I fitted a third order polynomial to the data with the graphing software to get a best curve to fit the data.
We can now use this graph to measure sensor temperature directly. It is just a matter of taking a ten second dark at 400ISO and measuring the value of the same hot pixel.
With far more data I got quite reproducible results.
The sensors temperature is consistently 3.5C higher over the full range of fridge temperatures when the camera is on and at idle (not exposing) compared to camera off. This takes about twenty minutes to equilibrate from off.
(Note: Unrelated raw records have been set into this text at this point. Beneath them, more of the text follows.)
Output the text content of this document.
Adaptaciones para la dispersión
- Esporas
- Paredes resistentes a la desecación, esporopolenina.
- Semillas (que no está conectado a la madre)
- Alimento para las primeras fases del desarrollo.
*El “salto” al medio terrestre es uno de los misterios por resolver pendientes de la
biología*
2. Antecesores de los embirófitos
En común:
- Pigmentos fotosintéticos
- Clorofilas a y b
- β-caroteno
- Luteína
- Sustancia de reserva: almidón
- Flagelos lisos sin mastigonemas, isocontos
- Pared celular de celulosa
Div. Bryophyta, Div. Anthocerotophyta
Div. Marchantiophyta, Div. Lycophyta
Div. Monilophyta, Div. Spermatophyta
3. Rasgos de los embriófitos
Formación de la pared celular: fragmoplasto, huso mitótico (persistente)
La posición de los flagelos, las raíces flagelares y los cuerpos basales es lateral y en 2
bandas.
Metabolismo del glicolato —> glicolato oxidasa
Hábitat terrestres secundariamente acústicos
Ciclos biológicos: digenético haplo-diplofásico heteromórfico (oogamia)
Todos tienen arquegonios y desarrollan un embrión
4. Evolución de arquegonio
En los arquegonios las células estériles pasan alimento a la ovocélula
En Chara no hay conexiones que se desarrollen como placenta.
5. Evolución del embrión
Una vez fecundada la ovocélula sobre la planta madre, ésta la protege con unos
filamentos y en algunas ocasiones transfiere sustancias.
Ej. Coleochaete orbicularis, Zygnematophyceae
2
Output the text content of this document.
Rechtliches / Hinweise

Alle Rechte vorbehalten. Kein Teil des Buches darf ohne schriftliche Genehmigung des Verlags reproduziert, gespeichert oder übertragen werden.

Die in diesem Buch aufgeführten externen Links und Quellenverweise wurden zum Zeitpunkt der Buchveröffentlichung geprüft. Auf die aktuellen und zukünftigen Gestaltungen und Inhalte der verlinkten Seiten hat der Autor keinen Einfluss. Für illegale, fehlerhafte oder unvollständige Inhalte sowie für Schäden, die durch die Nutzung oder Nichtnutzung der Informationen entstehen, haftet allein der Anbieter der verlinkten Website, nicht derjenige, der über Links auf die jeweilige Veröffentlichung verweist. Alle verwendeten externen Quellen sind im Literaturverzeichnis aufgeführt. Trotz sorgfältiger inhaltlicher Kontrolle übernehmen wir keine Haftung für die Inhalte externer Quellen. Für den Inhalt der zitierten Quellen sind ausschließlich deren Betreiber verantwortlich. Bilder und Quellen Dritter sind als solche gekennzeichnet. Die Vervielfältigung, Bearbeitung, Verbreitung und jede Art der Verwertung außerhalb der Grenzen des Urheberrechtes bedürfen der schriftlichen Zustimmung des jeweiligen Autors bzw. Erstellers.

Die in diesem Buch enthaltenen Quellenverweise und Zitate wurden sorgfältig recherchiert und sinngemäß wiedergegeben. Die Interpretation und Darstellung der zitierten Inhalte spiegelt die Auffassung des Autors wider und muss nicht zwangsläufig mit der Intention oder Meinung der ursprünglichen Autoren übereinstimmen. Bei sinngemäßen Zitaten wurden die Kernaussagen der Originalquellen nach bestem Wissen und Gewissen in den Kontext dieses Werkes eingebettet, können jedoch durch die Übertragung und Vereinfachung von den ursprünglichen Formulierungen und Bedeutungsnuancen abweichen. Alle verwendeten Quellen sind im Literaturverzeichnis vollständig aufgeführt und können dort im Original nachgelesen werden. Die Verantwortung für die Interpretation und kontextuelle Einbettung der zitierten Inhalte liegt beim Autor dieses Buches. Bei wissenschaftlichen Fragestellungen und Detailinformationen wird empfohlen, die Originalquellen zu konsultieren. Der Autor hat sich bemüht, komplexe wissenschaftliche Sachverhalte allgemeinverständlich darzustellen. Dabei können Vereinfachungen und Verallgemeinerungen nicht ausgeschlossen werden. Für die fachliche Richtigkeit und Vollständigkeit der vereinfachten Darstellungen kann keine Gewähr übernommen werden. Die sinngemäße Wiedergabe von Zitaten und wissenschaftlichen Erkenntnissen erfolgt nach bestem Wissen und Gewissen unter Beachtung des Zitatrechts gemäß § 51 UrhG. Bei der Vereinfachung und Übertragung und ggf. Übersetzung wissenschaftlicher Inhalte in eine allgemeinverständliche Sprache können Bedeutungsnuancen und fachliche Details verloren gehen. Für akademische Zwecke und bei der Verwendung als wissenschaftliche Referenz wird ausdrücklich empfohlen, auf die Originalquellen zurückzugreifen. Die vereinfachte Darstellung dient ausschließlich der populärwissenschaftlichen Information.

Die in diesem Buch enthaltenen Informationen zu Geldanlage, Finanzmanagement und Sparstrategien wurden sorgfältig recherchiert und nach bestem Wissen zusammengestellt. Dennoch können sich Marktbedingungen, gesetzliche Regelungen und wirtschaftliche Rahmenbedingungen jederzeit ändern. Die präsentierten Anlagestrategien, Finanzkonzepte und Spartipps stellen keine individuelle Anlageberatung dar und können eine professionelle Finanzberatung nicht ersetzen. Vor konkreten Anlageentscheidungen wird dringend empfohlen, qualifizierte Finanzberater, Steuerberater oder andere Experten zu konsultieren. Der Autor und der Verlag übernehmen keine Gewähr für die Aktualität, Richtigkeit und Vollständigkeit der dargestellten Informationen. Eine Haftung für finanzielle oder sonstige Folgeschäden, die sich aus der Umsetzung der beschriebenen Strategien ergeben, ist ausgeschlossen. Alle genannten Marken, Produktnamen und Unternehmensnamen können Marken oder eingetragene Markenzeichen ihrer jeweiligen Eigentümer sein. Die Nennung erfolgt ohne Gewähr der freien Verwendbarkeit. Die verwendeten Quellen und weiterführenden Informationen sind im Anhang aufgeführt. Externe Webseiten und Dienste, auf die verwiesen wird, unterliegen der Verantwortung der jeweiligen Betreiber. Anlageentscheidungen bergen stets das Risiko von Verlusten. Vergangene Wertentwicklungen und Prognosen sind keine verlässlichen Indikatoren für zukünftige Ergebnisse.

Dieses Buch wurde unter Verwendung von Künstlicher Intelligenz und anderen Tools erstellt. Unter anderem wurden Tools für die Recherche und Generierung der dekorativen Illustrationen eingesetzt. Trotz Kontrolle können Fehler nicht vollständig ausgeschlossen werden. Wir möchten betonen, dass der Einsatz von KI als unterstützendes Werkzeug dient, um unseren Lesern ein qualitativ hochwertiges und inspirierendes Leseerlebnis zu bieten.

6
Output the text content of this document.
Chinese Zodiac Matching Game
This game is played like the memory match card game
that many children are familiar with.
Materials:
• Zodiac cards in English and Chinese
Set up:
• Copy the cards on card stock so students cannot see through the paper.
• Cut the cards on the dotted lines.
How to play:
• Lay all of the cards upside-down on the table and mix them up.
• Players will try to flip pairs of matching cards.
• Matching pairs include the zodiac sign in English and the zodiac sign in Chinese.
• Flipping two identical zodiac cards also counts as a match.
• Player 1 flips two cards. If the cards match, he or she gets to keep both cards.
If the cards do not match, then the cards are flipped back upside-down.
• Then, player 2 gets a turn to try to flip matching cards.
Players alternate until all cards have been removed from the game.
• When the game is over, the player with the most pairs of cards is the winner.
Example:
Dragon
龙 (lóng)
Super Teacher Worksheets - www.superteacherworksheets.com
If you set the camera taking exposures continuously the sensor temperature rises by 16.5 C from the off state. This of course is 13C above the idle state. It takes about forty minutes to reach equilibrium.
What all this means is that you should take at least 30 to 40 minutes of dummy exposures before taking any lights or darks. Then you have some sort of hope of them matching in temperature. This really depends how far your ambient temperature drops over the imaging run.
I now realise why my sensor does not get any condensation. Last night with the fridge Peltiers set to -15.0C the fridge temperature was at -10.5C and the sensor was at 6.5C. Ambient temperature got down to 5.0C!
I have a heating strap around the lens just outside the fridge which keeps the lens at 24C. This is where the drop in filter is. This keeps the air around the filter above the dew point (I hope).
Now we all also know why nothing beats ICNR!
Any questions, and I will attempt to answer.